«Un bel business, ma esentasse»

Gianandrea Zagato

«È la più grande industria del divertimento milanese, esentasse naturalmente». Valutazione siglata da Carlo Fidanza, capogruppo comunale di An, che invita i milanesi a prendere esempio dai leoncavallini «per aprire un pub, un baretto o una discoteca».
Provocazione che nasce da un dato di fatto: al civico 7 di via Watteau transitano ogni anno più di 250mila persone, che nei 14mila metri quadrati dell’ex stamperia occupata dagli autonomi, pagano quello che consumano - bevande, cibo o libri - in euro e senza «mai ricevere uno straccio di scontrino fiscale» annota Roberto Alboni, capogruppo regionale di An. Come dire: per i leoncavallini la Finanziaria del Governo Prodi - quella che impone «agli esercizi commerciali e alle imprese di pagare tasse e contributi» - è solo «carta straccia». Eppure, denunciano gli esponenti di An, il Leoncavallo è un business che dura da quattordici anni: «Troppi e senza mai nessun controllo da parte della Guardia di Finanza». Già, c’è una «mensa popolare» che 365 giorni all’anno sforna pasti senza ricevuta fiscale. E lo stesso vale al baretto, dove una birra piccola costa 3,50 euro e 5 una grande.

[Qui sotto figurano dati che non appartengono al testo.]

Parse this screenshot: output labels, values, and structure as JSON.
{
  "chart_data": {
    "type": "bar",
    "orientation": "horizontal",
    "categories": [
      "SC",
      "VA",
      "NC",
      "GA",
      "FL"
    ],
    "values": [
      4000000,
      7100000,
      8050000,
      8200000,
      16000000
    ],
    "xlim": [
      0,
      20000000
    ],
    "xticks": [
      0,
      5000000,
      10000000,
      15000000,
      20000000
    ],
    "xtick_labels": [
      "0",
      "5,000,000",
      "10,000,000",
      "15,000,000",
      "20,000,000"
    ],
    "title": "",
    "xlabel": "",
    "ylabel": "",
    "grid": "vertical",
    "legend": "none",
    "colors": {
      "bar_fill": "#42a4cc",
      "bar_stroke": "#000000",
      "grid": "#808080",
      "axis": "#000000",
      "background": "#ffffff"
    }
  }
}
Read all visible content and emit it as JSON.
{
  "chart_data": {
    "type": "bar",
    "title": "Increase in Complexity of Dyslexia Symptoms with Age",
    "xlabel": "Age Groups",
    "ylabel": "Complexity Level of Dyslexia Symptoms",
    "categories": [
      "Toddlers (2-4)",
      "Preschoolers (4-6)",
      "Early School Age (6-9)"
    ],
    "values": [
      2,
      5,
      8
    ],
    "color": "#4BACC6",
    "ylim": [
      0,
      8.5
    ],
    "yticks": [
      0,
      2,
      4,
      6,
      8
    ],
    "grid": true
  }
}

Fotografia «arrogante e paradossale» annota An ma pure la Lega: «Evidente che il Leonka voglia esistere solo e soltanto nella forma abusiva, illegale e esentasse che conosciamo dal 1979, da quando stavano in via Casoretto e ai milanesi offrivano sabati di guerriglia nelle strade del centro». Anche allora come oggi senza mai pagare il conto.